Da es für lokale Plattformen damals noch keine Blaupausen gab, war die Startphase, die mit sechs bis sieben Bestellungen am ersten Tag begann, vor allem von Pionierarbeit geprägt. Lozuka Siegen gehört zu den wenigen regionalen Online-Marktplätzen, die es in Deutschland bislang gibt, wobei die beiden Geschäftsführer ausdrücklich auf eine private Finanzierung setzen. Die Zahl der angeschlossenen Einzelhändler liegt bei 30 regionalen Anbietern. Lozuka koordiniert die Bestellungen der Kunden und die Logistik für der Auslieferung.

Verschiedene Händler in einem Korb

Das Besondere an der Siegener Plattform ist, dass die Kunden bei unterschiedlichen Einzelhändlern aus den Branchen Lebensmittel, Spielwaren, Garten-Center, Hundefutter und Stoffe gleichzeitig bestellen können. Die Waren werden von Lozuka bei den Händlern abgeholt und in einem Warenkorb geliefert. Die Lozuka-Mitarbeiter fahren zweimal täglich von den Händlern zu den Kunden. Dabei ist es für Schulte wichtig, dass sich die Fahrerinnen und Fahrer bei der Zustellung auch Zeit für ein kurzes Gespräch nehmen, da sie die Sympathie der stationären Einzelhändler transportieren.

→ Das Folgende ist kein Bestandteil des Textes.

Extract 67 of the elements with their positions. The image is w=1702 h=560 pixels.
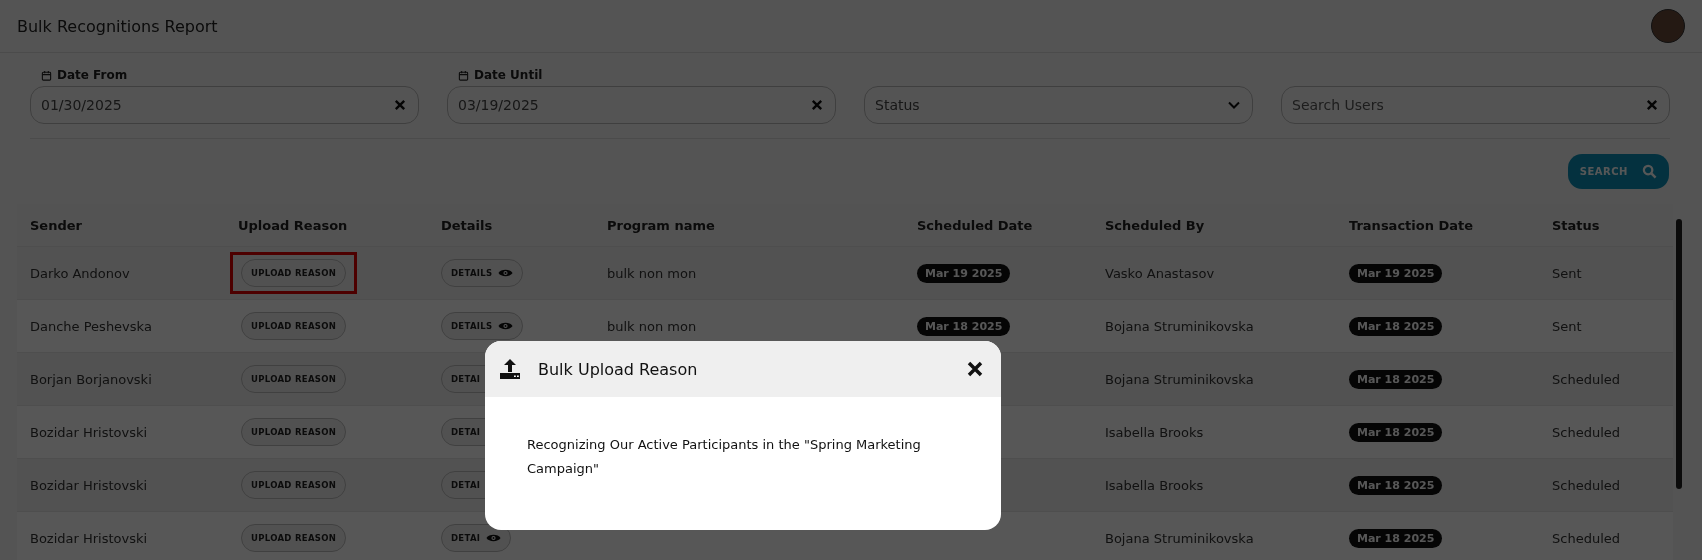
search-icon: [1642, 164, 1657, 179]
table-cell-text: Bozidar Hristovski: [29, 424, 149, 440]
table-cell-text: Bojana Struminikovska: [1104, 371, 1255, 387]
upload-reason-button[interactable]: UPLOAD REASON: [241, 365, 347, 393]
column-header: Status: [1551, 217, 1601, 233]
date-badge: Mar 18 2025: [1349, 528, 1443, 548]
field-value: 03/19/2025: [458, 97, 540, 113]
column-header: Sender: [29, 217, 83, 233]
table-cell-text: Isabella Brooks: [1104, 424, 1205, 440]
table-cell: bulk non mon: [607, 318, 697, 334]
upload-reason-button[interactable]: UPLOAD REASON: [241, 524, 347, 552]
page-title: Bulk Recognitions Report: [17, 16, 218, 36]
modal-text: Recognizing Our Active Participants in the "Spring Marketing Campaign": [527, 436, 922, 478]
table-cell-text: Vasko Anastasov: [1104, 265, 1216, 281]
upload-reason-button[interactable]: UPLOAD REASON: [241, 471, 347, 499]
date-badge: Mar 18 2025: [1349, 422, 1443, 442]
table-cell-text: Bojana Struminikovska: [1104, 530, 1255, 546]
column-header: Scheduled By: [1104, 217, 1206, 233]
upload-icon: [498, 357, 522, 381]
eye-icon: [486, 533, 502, 543]
field-value: 01/30/2025: [41, 97, 123, 113]
table-cell-text: Sent: [1551, 265, 1583, 281]
modal-title: Bulk Upload Reason: [538, 359, 699, 379]
upload-reason-button[interactable]: UPLOAD REASON: [241, 259, 347, 287]
eye-icon: [498, 321, 514, 331]
date-badge: Mar 19 2025: [917, 263, 1011, 283]
date-badge: Mar 18 2025: [1349, 475, 1443, 495]
clear-icon[interactable]: [811, 99, 823, 111]
avatar[interactable]: [1651, 9, 1685, 43]
field-label: Date Until: [474, 68, 543, 82]
calendar-icon: [458, 69, 469, 81]
column-header: Program name: [606, 217, 716, 233]
clear-icon[interactable]: [1646, 99, 1658, 111]
eye-icon: [498, 268, 514, 278]
upload-reason-button[interactable]: UPLOAD REASON: [241, 418, 347, 446]
close-icon[interactable]: [967, 361, 983, 377]
table-cell-text: Scheduled: [1551, 530, 1621, 546]
upload-reason-button[interactable]: UPLOAD REASON: [241, 312, 347, 340]
date-badge: Mar 18 2025: [1349, 369, 1443, 389]
field-label: Date From: [57, 68, 128, 82]
table-cell-text: Isabella Brooks: [1104, 477, 1205, 493]
table-cell-text: Scheduled: [1551, 477, 1621, 493]
table-cell: bulk non mon: [607, 265, 697, 281]
column-header: Details: [440, 217, 494, 233]
date-badge: Mar 18 2025: [917, 316, 1011, 336]
table-cell-text: Bozidar Hristovski: [29, 530, 149, 546]
chevron-down-icon: [1228, 99, 1240, 111]
clear-icon[interactable]: [394, 99, 406, 111]
table-cell-text: Darko Andonov: [29, 265, 131, 281]
date-badge: Mar 19 2025: [1349, 263, 1443, 283]
column-header: Scheduled Date: [916, 217, 1034, 233]
details-button[interactable]: DETAILS: [441, 312, 524, 340]
table-cell-text: Borjan Borjanovski: [29, 371, 153, 387]
calendar-icon: [41, 69, 52, 81]
column-header: Upload Reason: [237, 217, 349, 233]
table-cell-text: Sent: [1551, 318, 1583, 334]
details-button[interactable]: DETAILS: [441, 259, 524, 287]
table-cell-text: Scheduled: [1551, 371, 1621, 387]
details-button[interactable]: DETAI: [441, 524, 512, 552]
column-header: Transaction Date: [1348, 217, 1475, 233]
status-dropdown[interactable]: Status: [864, 86, 1253, 124]
table-cell-text: Bojana Struminikovska: [1104, 318, 1255, 334]
table-cell-text: Scheduled: [1551, 424, 1621, 440]
date-badge: Mar 18 2025: [1349, 316, 1443, 336]
search-button[interactable]: SEARCH: [1567, 154, 1669, 189]
table-cell-text: Danche Peshevska: [29, 318, 153, 334]
table-cell-text: Bozidar Hristovski: [29, 477, 149, 493]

Zu den Erkenntnissen nach drei Jahren Lozuka-Plattform gehört, dass lokale Markplätze auf ihre regionale Ausrichtung bauen können. Denn nach einer Feldstudie auf Grundlage von Expertenbefragungen und der Befragung von weiblichen Verbrauchern in der Altersgruppe zwischen 18 und 40 Jahren, die im Haushalt meist über das Budget und den Einkauf entscheiden, wollen die Menschen bei Lebensmitteln mehr Qualität (99%) und diese wird meist mit Regionalität (78%) in Verbindung gebracht, wie Gritt Wenzel und Julia Frai von der FOM Hochschule in Frankfurt a.M. beim Symposium Lozuka.connect bei der IHK Siegen, aus ihrer Studie berichten.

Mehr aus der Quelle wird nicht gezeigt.